O exercício da boa Medicina na beira do leito pelo médico ético, ao respeitar as verdades científicas e humanas entrelaçadas da época, admite a figura estrutural de uma cebola, pegando carona em pensamento de Hanna Arendt (1906-1975) expresso no livro Entre o passado e o futuro. Precisa-se, então definir quem é que ocupa o centro da cebola, de onde qualquer atuação de liderança não poderá ignorar as demais camadas para chegar ao outro e estará protegida de imposições inadequadas de fora ou de cima.

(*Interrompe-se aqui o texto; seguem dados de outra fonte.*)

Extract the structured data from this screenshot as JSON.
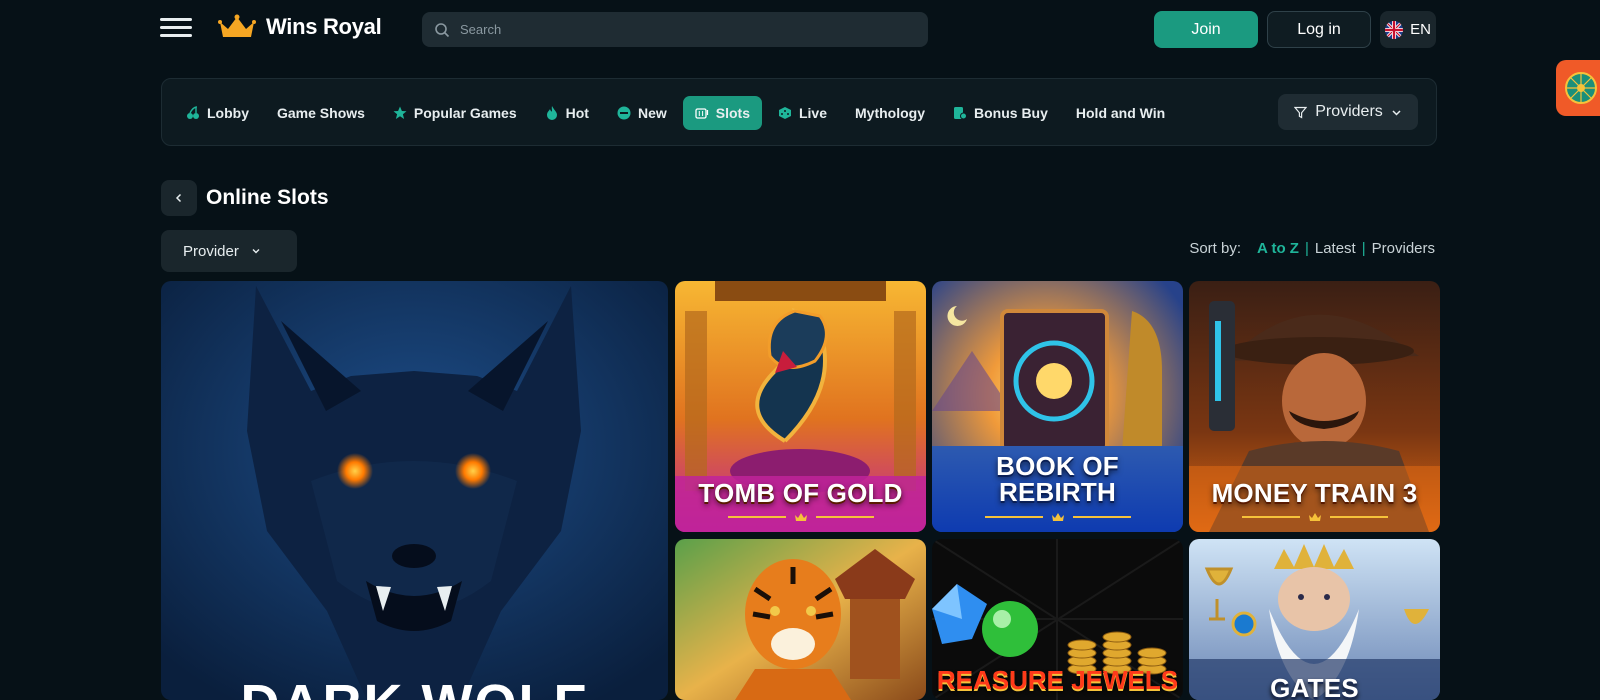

Para esta análise, podemos nos valer dos elementos listados no Pentágono da beira do leito: Medicina, médico, paciente, instituição de saúde, sistema de saúde. E, então, perguntar, qual deles deve estar no centro da cebola. Uma questão do clássico dilema de quem veio primeiro, o ovo ou a galinha, pode sustentar uma dúvida sobre a pertinência no centro da cebola do médico (em nome da Medicina) ou do paciente (em nome do qual o médico relaciona-se com a Medicina).
Nas circunstâncias atuais, entendo que por mais respeito que se deva ter ao ser humano paciente, por mais que se deva reduzir o desnível de poder, por mais que a Medicina esteja fortemente articulada com instituição de saúde e com sistema de saúde, é o médico que deve ocupar o centro. É o eticamente desejável.
É lícito, pois, mentalizar o médico no centro da cebola representando autoridade da beira do leito em feedback permanente com o saber da Medicina, a autonomia do paciente, a organização da instituição de saúde e a ordenação do sistema de saúde. O respeito a esta disposição sustenta a liberdade do ser médico.
Desta maneira, sentir-se preso a compromissos com saberes, normas e atitudes é que lhe traz, por mais paradoxal que possa soar, o necessário desprendimento para se movimentar entre o conhecimento especializado, a infra-estrutura básica e a confiança na sua pessoa (auto e do próximo), em busca da melhor adequação do atendimento profissional.
A Bioética entende que uma das expressões mais relevantes da liberdade do médico – que parece em movimento ladeira abaixo- é conseguir o domínio das necessidades técnicas, científicas, humanas e organizacionais do caso. É um alvo que embora com a mosca obscurecida ultimamente, não pode ser perdido de vista.